Mario Draghi dégaine
La BCE souhaite relancer l’activité économique de la zone euro en fournissant du crédit très bon marché.
La Banque centrale européenne (BCE) achètera pour quelques centaines de milliards d’euros (EUR) d’emprunts sécurisés à côté de son programme TLTRO (Targeted Long Term Refinancing Operations) qui démarre ce mois-ci. Comment cela se déroulera-t-il est chose encore inconnue Ce seront aux banques de distiller cet argent. La BCE les pénalisera par ailleurs en pratiquant des taux négatifs deux fois supérieurs à ce qu’ils étaient auparavant si les banques préféreraient parquer les disponibilités auprès d’elle.
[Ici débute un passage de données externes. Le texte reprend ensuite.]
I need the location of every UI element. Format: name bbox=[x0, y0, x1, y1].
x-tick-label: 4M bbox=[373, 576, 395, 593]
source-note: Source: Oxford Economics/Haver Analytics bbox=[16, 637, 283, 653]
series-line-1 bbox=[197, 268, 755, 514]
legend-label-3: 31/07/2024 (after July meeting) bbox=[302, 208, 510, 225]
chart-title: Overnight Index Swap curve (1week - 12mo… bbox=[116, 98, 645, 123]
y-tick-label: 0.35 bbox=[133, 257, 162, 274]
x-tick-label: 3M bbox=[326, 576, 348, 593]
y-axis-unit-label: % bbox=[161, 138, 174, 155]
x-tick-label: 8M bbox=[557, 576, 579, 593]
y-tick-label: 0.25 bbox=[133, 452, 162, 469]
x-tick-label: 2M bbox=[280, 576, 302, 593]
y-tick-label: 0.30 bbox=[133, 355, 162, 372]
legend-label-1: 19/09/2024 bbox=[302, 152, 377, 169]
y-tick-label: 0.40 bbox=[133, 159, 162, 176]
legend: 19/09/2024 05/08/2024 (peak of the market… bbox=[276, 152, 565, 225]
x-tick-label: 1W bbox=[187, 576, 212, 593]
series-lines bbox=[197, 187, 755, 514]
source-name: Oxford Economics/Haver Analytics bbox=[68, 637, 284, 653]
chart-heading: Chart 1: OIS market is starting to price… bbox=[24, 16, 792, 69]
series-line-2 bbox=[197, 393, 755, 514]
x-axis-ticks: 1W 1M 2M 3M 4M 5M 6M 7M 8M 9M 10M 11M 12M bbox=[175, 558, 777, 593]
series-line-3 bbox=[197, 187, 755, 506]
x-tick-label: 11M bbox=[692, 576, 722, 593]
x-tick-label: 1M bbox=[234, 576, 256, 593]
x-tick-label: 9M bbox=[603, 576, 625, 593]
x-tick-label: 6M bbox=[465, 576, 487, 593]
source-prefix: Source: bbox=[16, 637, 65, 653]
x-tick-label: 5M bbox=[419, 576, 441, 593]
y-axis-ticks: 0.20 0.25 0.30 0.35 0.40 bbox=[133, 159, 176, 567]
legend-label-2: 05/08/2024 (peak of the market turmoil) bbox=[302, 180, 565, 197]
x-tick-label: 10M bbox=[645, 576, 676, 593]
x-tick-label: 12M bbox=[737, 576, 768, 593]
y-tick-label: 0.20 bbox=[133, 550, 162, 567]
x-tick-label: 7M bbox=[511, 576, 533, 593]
Baisse temporaire de l’euro
Mario Draghi, le président de la BCE, refuse toujours de désigner les nouvelles mesures comme faisant partie d’une expansion monétaire. C’est que ni les instances européennes ni le gouvernement allemand n’accepteraient la chose. L’EUR a chuté face à toutes les devises suite à la divulgation des nouvelles modalités. Il a récupéré une partie du terrain vendredi dernier lorsqu’il est apparu que l’embauche aux Etats-Unis ne se déroulait pas de la manière supposée. En fin de semaine, il accusait une perte de 1,85% face au dollar (USD).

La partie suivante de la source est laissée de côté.